The results of SJSU Plus have even caused Udacity to shift its focus to corporate training. Speaking to Fast Company, the Udacity founder Sebastian Thrun said the disadvantaged students targeted by the pilot proved a mismatch for online education. “It’s a group for which this medium is not a good fit,” he said.
Thrun is away on vacation and did not respond to a request for comment on Tuesday.
Meanwhile, faculty members at San Jose State have urged an outside review of the institution’s governance, and Ellen Junn, provost and vice president of academic affairs, has resigned to become provost of Cal State’s Dominguez Hills campus. Junn declined to comment for this article. She previously described the fall hiatus as the university “taking a breather this fall to set the stage for student success in the future.”

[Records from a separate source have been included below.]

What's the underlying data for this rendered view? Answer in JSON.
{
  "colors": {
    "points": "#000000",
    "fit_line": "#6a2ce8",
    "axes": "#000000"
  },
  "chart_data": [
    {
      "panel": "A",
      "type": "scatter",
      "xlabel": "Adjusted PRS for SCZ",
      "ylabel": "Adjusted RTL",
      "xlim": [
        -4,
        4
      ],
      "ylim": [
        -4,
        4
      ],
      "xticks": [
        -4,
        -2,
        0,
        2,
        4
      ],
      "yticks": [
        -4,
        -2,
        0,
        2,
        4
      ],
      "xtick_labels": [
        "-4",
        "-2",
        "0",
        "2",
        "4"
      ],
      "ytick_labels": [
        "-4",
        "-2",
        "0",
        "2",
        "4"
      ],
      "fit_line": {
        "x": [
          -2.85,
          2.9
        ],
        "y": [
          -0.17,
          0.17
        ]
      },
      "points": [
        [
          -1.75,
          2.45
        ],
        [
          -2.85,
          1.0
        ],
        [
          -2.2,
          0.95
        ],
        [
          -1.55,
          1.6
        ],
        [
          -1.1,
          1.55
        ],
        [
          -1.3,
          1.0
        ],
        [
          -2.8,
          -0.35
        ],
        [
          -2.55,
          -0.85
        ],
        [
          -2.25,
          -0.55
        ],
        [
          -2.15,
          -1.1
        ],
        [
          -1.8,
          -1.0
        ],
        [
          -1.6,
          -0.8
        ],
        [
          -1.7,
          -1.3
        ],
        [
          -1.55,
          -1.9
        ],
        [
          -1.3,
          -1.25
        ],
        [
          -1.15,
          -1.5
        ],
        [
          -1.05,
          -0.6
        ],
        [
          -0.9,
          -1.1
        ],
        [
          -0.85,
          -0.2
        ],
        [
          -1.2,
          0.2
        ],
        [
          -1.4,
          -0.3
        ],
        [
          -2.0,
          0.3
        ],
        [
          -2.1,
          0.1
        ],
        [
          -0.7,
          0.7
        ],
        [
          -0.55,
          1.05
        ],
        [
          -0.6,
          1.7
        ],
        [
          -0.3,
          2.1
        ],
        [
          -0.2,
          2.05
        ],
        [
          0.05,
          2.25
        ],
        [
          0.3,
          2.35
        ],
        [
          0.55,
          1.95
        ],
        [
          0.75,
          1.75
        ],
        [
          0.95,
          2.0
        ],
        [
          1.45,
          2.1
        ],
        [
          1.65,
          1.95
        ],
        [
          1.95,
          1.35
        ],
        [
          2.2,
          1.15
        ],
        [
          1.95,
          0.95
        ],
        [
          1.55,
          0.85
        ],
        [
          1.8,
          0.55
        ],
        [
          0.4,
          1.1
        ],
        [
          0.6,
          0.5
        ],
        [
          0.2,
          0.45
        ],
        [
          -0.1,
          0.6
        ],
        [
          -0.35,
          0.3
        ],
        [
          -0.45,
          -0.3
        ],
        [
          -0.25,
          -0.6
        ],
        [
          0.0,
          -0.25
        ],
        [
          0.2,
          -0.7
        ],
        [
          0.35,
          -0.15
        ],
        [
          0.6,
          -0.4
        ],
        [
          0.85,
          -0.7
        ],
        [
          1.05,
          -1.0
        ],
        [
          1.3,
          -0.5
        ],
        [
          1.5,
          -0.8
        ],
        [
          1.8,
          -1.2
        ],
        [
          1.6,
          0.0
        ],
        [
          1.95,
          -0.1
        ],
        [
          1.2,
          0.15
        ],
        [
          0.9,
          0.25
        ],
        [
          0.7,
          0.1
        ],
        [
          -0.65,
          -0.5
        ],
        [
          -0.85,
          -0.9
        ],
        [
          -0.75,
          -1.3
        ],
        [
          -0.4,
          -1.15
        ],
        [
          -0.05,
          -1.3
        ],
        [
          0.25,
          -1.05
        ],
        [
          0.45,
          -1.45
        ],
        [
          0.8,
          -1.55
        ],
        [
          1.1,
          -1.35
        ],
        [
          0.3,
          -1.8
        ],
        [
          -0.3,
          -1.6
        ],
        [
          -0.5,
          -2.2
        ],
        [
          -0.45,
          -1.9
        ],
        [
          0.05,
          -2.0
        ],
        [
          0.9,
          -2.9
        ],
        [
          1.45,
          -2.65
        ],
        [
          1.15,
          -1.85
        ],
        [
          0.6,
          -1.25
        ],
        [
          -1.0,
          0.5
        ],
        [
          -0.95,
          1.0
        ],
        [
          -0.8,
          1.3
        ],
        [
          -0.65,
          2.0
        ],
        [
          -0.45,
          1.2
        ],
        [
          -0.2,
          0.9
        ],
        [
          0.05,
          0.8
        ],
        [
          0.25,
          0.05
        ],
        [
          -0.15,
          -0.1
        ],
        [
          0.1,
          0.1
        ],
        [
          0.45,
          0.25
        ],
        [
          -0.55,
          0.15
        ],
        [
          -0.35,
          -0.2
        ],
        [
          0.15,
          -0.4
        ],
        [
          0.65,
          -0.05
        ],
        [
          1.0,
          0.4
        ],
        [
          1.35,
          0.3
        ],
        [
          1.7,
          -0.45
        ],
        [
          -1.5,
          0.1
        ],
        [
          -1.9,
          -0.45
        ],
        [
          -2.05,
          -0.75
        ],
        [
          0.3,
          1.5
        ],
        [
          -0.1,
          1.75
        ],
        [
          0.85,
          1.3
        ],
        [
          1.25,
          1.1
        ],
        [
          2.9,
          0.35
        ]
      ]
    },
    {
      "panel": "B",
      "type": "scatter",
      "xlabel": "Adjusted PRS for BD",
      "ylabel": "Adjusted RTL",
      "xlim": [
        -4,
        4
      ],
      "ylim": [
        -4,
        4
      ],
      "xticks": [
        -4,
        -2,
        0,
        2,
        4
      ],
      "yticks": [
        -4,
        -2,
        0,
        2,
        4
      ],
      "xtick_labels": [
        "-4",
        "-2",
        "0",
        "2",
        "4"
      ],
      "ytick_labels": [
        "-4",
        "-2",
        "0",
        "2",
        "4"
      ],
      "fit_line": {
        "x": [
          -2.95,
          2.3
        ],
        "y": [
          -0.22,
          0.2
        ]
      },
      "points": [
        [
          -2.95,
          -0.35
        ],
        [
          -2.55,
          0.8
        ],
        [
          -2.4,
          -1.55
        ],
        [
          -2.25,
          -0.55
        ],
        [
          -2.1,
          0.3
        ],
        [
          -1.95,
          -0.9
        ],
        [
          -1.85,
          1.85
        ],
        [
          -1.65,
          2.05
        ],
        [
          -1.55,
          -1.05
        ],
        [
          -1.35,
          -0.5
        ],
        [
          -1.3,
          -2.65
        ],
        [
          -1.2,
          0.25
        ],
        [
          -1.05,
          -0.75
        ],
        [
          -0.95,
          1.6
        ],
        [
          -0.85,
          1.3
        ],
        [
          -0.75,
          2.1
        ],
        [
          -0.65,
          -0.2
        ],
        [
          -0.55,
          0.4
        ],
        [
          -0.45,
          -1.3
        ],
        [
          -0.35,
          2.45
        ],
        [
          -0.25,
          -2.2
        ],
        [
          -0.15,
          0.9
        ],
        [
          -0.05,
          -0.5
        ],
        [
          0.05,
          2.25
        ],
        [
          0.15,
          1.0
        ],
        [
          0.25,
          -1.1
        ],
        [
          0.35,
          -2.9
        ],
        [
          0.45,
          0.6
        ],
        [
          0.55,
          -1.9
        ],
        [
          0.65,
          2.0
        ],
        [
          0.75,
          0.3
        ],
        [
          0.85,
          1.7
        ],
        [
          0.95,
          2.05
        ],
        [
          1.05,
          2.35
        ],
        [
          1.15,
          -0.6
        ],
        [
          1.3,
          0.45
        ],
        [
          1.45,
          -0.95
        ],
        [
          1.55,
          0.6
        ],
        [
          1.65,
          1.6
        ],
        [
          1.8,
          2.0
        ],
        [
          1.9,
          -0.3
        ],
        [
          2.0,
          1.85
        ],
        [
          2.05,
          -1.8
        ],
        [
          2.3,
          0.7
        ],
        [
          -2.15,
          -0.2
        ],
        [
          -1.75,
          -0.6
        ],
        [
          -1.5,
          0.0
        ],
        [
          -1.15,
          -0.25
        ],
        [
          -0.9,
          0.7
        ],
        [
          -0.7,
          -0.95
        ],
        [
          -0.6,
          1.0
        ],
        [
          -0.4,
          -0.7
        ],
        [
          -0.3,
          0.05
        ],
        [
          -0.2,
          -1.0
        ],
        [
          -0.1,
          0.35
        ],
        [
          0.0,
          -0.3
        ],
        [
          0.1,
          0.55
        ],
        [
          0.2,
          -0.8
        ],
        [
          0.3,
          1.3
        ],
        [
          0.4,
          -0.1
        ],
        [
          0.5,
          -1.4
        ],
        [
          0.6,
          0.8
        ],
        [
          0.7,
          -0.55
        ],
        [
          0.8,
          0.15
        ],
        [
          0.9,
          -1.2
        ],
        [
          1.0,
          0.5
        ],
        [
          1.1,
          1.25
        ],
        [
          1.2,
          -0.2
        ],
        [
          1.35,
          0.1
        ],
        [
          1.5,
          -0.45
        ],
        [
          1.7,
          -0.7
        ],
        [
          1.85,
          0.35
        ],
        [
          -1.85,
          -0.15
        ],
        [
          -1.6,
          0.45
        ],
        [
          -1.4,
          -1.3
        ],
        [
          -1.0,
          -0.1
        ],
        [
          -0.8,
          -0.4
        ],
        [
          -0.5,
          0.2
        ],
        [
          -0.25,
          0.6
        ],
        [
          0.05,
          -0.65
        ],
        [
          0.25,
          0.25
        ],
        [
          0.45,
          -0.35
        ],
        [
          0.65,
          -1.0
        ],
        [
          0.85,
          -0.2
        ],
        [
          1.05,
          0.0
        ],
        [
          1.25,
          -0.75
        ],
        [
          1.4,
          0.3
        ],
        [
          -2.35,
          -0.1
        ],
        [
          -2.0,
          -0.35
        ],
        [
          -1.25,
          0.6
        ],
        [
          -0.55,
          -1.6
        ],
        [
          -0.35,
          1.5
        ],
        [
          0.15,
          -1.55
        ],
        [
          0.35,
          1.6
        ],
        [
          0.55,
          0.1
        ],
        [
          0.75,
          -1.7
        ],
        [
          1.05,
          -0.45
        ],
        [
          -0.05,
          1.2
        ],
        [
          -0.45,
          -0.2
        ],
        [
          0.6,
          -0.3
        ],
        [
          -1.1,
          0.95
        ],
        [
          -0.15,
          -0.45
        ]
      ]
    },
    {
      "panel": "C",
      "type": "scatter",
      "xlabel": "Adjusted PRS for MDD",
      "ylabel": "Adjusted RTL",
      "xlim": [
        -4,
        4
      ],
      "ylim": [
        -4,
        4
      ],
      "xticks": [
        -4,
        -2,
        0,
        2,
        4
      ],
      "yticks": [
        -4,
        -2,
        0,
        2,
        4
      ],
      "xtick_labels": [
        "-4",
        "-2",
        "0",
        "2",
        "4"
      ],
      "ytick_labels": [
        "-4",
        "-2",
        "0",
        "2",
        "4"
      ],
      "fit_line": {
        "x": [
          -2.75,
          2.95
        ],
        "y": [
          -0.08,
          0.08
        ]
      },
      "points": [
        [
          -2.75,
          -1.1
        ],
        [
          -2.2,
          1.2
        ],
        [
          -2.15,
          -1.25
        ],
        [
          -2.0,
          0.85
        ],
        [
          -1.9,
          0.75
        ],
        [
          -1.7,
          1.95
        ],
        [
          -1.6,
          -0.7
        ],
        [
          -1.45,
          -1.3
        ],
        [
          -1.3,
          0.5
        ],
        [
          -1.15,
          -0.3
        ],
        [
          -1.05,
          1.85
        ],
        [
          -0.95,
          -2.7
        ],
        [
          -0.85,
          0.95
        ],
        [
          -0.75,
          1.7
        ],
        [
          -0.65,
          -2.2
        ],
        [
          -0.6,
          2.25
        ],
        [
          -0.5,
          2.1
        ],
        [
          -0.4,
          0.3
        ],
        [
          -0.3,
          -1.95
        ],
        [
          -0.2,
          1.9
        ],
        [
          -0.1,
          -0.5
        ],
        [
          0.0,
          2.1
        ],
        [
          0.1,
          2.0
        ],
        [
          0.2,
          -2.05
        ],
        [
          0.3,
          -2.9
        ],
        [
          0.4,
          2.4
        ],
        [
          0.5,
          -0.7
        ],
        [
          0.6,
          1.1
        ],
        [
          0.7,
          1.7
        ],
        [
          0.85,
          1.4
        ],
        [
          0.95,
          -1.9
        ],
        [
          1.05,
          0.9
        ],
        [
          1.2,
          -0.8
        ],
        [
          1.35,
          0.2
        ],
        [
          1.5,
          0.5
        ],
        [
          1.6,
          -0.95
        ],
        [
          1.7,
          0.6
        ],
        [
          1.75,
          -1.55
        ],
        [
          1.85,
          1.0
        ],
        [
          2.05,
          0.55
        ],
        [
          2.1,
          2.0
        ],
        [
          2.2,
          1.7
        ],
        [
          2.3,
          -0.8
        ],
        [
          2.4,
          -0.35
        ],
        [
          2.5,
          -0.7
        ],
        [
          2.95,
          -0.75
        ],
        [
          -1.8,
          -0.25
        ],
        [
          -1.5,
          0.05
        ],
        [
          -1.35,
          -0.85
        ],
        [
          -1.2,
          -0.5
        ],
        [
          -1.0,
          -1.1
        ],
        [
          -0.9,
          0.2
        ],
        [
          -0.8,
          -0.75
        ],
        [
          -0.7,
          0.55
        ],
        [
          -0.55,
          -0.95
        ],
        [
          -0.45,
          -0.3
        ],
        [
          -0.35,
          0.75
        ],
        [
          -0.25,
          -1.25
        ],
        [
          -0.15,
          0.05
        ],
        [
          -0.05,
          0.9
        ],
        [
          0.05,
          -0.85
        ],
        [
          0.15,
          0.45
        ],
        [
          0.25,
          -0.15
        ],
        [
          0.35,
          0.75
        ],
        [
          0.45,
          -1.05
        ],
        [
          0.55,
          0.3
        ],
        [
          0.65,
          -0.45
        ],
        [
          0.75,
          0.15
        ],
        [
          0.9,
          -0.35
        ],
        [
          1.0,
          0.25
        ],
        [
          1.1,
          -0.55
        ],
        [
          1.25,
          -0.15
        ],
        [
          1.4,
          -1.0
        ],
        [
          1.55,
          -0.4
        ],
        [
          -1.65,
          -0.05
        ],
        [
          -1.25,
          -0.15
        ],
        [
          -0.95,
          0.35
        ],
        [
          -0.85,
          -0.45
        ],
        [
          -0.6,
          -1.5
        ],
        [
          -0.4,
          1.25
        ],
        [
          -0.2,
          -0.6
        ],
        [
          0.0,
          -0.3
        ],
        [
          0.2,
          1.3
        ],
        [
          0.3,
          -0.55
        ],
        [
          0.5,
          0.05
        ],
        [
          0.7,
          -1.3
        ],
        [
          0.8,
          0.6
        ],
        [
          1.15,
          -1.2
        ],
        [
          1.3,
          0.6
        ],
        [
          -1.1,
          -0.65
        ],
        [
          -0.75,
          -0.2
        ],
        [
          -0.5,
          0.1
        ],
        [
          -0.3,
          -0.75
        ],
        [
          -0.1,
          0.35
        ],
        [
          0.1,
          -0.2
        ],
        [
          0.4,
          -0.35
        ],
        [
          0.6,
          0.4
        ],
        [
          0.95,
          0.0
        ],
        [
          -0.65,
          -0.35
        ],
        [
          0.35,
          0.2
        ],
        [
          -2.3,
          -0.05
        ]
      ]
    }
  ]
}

Tuesday’s announcement, which Harris described as a "group decision," shows how the project has fallen out of favor with the state’s political and higher education establishments. At its launch in January, the project brought together Silicon Valley entrepreneurs, California Governor Jerry Brown and Timothy P. White, chancellor of the California State University System. Eleven months later, White has publicly alluded to the failure of the Udacity experiment, and Brown did not return a request for comment.
Lillian Taiz, president of the California Faculty Association, said the university’s decision did not come as a surprise.
“It’s almost anticlimactic, given where they started out in January,” Taiz said. “Here we are a year later, and it’s fizzling out like a firecracker.”